I’d expected to be able to hide in a bigger crowd. The bar was tiny and only about twenty people had shown up to the all-ages afternoon free gig, bobbing to the music, clapping and whooping casually to each song.
Her face lit up when she saw me, and she smiled with her eyes while singing back-up into the mic. I glanced over my shoulder, feeling conspicuous, paranoid that Iduna and Steve would show up to shout or judge or scrutinise.
Out in the beer garden, vines crept up the walls and flowers bloomed like stars above us. We sat across from each other at a sticky table, sipping lemonade. After all those months of yearning, wishing, imagining… She was really, truly there. I wanted to touch her, to breathe her in, to pull her into a never-ending embrace.
But I held back. Instead, I gushed over her performance, like she deserved. Told her how much I’d missed her, though words were inadequate. And she told me she’d missed me too, rather passionately, as she squeezed my hands.
“Really?” I asked, a little surprised. I’d not let my hopes rise too high. But in that mature-beyond-her-years way of hers, she seemed to just understand.
“Mum and Dad told me… to give you space,” she said, puffing on her cigarette with a frown, as if working out a complicated problem. She ran her thumbs softly, a little too sensually, over my own hands. It sent a shiver down my spine. “They’re idiots, though. I shouldn’t have listened. I’m sorry.”
“So am I,” I shrugged, stomach lurching a little at their mention. “Are they uh… okay with this?
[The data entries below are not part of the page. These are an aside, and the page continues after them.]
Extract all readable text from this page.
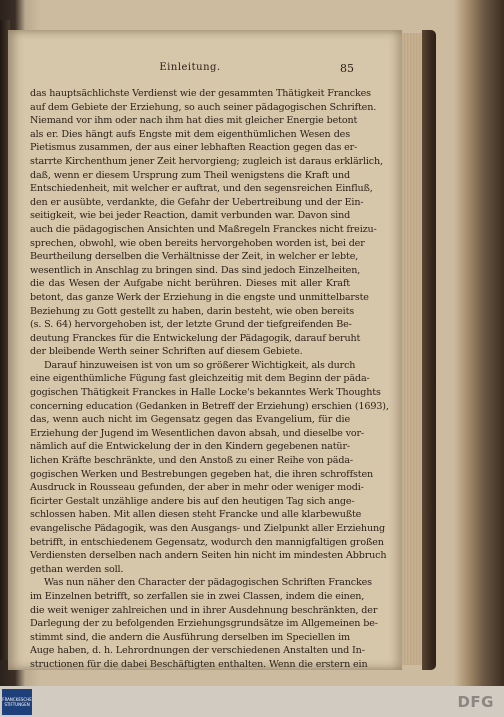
Einleitung.	85
das hauptsächlichste Verdienst wie der gesammten Thätigkeit Franckes
auf dem Gebiete der Erziehung, so auch seiner pädagogischen Schriften.
Niemand vor ihm oder nach ihm hat dies mit gleicher Energie betont
als er. Dies hängt aufs Engste mit dem eigenthümlichen Wesen des
Pietismus zusammen, der aus einer lebhaften Reaction gegen das er-
starrte Kirchenthum jener Zeit hervorgieng; zugleich ist daraus erklärlich,
daß, wenn er diesem Ursprung zum Theil wenigstens die Kraft und
Entschiedenheit, mit welcher er auftrat, und den segensreichen Einfluß,
den er ausübte, verdankte, die Gefahr der Uebertreibung und der Ein-
seitigkeit, wie bei jeder Reaction, damit verbunden war. Davon sind
auch die pädagogischen Ansichten und Maßregeln Franckes nicht freizu-
sprechen, obwohl, wie oben bereits hervorgehoben worden ist, bei der
Beurtheilung derselben die Verhältnisse der Zeit, in welcher er lebte,
wesentlich in Anschlag zu bringen sind. Das sind jedoch Einzelheiten,
die das Wesen der Aufgabe nicht berühren. Dieses mit aller Kraft
betont, das ganze Werk der Erziehung in die engste und unmittelbarste
Beziehung zu Gott gestellt zu haben, darin besteht, wie oben bereits
(s. S. 64) hervorgehoben ist, der letzte Grund der tiefgreifenden Be-
deutung Franckes für die Entwickelung der Pädagogik, darauf beruht
der bleibende Werth seiner Schriften auf diesem Gebiete.
Darauf hinzuweisen ist von um so größerer Wichtigkeit, als durch
eine eigenthümliche Fügung fast gleichzeitig mit dem Beginn der päda-
gogischen Thätigkeit Franckes in Halle Locke's bekanntes Werk Thoughts
concerning education (Gedanken in Betreff der Erziehung) erschien (1693),
das, wenn auch nicht im Gegensatz gegen das Evangelium, für die
Erziehung der Jugend im Wesentlichen davon absah, und dieselbe vor-
nämlich auf die Entwickelung der in den Kindern gegebenen natür-
lichen Kräfte beschränkte, und den Anstoß zu einer Reihe von päda-
gogischen Werken und Bestrebungen gegeben hat, die ihren schroffsten
Ausdruck in Rousseau gefunden, der aber in mehr oder weniger modi-
ficirter Gestalt unzählige andere bis auf den heutigen Tag sich ange-
schlossen haben. Mit allen diesen steht Francke und alle klarbewußte
evangelische Pädagogik, was den Ausgangs- und Zielpunkt aller Erziehung
betrifft, in entschiedenem Gegensatz, wodurch den mannigfaltigen großen
Verdiensten derselben nach andern Seiten hin nicht im mindesten Abbruch
gethan werden soll.
Was nun näher den Character der pädagogischen Schriften Franckes
im Einzelnen betrifft, so zerfallen sie in zwei Classen, indem die einen,
die weit weniger zahlreichen und in ihrer Ausdehnung beschränkten, der
Darlegung der zu befolgenden Erziehungsgrundsätze im Allgemeinen be-
stimmt sind, die andern die Ausführung derselben im Speciellen im
Auge haben, d. h. Lehrordnungen der verschiedenen Anstalten und In-
structionen für die dabei Beschäftigten enthalten. Wenn die erstern ein
FRANCKESCHE
STIFTUNGEN	DFG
I mean, you doing this instead of athletics… me being here…”
“Well, no,” she smiled a lopsided smile that just absolutely melted me, “but they also don’t know I’m here. I’ve actually been living with Aunty Yalena for a while. It’s a lot more chill. You should come over!”
My instinct was to decline, to assume I wasn’t welcome, wasn’t wanted, didn’t belong. But something stopped me. “I’d love to.”
…..
The Dark Emu has always stood in the entryway of Aunty Yalena’s house. It always will. An image of black amongst a thousand tiny dots of white, yellow, orange, pink, and purple. The painting reaches from the floor to the ceiling, and surrounding it are photos of every distant niece and nephew and cousin ever to walk the earth. I stopped in my tracks the first time I walked in and saw my own face there, amongst the others. Amongst the stars.
I tried to blink back tears, but a few trailed over my smiling cheeks anyway. I couldn’t explain why. I was found.
Anna kissed me, and I kissed her back. Softly, slowly, and without fear. Then she took my hand and led me away, into the light of day.